In order to wake you up early in the morning, I have a little question about the drawing: I drew a part with as many parameters as possible allowing for quick modification. In addition, I made a family of parts with 140 configurations. Now that all my configurations are working, I would like to move on to the drawing, but being a bit lazy I would like to avoid having to make the plans for each configuration.
So I'm coming to you to find out what solutions I have please?
Is it possible to make "a family of rooms for the drawing"? Do I have to change the configuration and the drawing will update automatically? And then do that 140 times?
Also note that my part can take different bore shapes (square or round) and therefore the front view changes according to the config so the drawing differs a little.
I hope I've given you enough info to understand my problem.
For dimensions that vary, assign a letter for each dimension and report them in a table to determine the right value for the correct configuration.
For different shapes, you have to make 2 views of the 2 different shapes, and in the legend put "shape A" and "shape B" for example. Then create a "shape" column in the dimension table to determine the right shape to have for the right configuration.
Hello, BE CAREFUL we also made families of parts before, but when you want to make a modification on a single marker, it's your plan that takes a clue, therefore, it's very hard to know what will be modified and why! Moreover, if you make big sets, it could get stuck because for Solid its makes way too much config to manage!. Let me explain, if you have 10 parts in a set, Solid will manage 10*140 config or 1400! its risk of rowing!!
It's long and painful but today we make a plan per config and we limit the number of configs as much as possible.
There you go, have a good day
Ps: I speak for Solidworks but nowhere is it indicated that I am not HS...
@a.leblanc thank you for this link I'll look at it right away!
@Tomalam thank you but so this table must be created where please? And will it be visual on the plan? (I don't want to)
@G. yes I suspect but it's a unique piece with a lot of references. And I assure you that the family of parts is a "revolutionary" solution where I am:)
If a model uses a part family to generate multiple configurations, you can display the part family in a drawing of that model. In this way, a single drawing can represent all configurations.
You can refer to the numbers with short, descriptive letters or names instead of using their full names and values. For example, instead of D1@BaseExtrusion, you can use a label such as A or thickness as the column header in the part family and display it instead of the dimension value in the drawing view.
The following figure shows how a part family and the dimensions it controls can appear in a drawing.
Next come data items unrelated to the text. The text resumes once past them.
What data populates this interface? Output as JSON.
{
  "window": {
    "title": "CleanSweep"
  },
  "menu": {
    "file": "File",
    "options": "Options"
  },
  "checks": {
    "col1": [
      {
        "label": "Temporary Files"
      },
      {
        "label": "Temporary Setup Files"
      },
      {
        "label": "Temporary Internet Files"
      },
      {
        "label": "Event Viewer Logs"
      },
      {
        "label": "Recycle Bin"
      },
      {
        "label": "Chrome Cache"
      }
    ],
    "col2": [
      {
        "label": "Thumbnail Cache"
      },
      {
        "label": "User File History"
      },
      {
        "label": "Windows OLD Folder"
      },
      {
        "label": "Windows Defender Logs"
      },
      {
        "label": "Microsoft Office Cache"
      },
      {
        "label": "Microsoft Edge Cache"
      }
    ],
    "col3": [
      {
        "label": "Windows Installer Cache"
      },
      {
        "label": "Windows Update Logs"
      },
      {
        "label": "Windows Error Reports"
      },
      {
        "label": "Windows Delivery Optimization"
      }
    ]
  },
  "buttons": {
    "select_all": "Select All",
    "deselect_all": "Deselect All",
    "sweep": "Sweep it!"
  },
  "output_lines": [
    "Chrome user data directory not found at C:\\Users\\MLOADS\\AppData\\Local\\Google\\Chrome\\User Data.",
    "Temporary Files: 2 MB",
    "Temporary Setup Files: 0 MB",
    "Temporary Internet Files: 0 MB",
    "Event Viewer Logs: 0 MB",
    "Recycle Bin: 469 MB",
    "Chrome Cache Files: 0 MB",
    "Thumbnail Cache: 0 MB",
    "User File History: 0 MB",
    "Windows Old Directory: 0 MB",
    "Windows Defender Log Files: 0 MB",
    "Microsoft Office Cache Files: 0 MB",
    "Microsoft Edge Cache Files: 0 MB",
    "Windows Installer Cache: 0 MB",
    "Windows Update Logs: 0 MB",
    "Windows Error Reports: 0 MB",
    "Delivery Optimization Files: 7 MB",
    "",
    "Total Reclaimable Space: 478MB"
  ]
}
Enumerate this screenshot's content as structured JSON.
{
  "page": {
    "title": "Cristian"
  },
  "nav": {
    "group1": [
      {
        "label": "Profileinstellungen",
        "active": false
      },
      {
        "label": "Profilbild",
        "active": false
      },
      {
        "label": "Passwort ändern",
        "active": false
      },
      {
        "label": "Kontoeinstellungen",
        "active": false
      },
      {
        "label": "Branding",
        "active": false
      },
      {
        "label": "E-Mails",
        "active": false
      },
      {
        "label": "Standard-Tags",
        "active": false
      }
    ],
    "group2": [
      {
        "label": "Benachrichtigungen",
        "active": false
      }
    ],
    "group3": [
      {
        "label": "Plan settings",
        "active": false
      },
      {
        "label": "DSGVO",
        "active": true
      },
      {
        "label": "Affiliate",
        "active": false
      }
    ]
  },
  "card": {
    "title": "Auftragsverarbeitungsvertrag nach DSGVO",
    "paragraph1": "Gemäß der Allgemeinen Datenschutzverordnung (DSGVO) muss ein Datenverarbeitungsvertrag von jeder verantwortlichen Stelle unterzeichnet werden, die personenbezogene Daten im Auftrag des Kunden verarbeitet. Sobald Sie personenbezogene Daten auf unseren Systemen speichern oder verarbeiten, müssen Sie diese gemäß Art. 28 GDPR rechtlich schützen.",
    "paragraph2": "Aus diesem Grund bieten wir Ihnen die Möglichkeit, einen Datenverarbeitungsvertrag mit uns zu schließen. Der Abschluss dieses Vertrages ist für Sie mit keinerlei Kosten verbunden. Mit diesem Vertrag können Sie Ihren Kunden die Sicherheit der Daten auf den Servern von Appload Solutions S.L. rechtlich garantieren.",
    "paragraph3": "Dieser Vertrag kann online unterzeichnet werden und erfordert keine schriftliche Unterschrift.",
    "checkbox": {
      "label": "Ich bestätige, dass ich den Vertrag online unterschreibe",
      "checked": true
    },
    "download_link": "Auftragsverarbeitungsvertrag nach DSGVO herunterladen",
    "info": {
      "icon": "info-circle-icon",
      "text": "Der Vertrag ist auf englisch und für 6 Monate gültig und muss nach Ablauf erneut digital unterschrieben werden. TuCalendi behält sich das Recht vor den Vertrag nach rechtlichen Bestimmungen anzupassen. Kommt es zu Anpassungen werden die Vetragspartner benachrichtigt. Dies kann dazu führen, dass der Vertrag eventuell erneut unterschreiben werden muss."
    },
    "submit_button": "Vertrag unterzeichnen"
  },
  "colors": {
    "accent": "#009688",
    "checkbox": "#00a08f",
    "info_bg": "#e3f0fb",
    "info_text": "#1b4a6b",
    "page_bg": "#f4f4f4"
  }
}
The part family appears in the drawing exactly as it appears in the model document. For this reason, in the part or assembly document, you must configure it so that it appears as you want it to appear in the drawing. You then insert it into the drawing.
Thank you, indeed I managed to open the macro, which I will now study.
But being a novice on SW, I don't know the P.P., what is it for? What is the difference with the room family or the pane that already exists at the bottom of the SW window? And how to create one please?
Bizard, the macro is available, can you download it?
On the other hand I am in SW 2016, so it's normal for the room, you have to adapt the concept to your family of rooms. Read the whole post carefully to make the necessary changes and adapt your software version to the macro.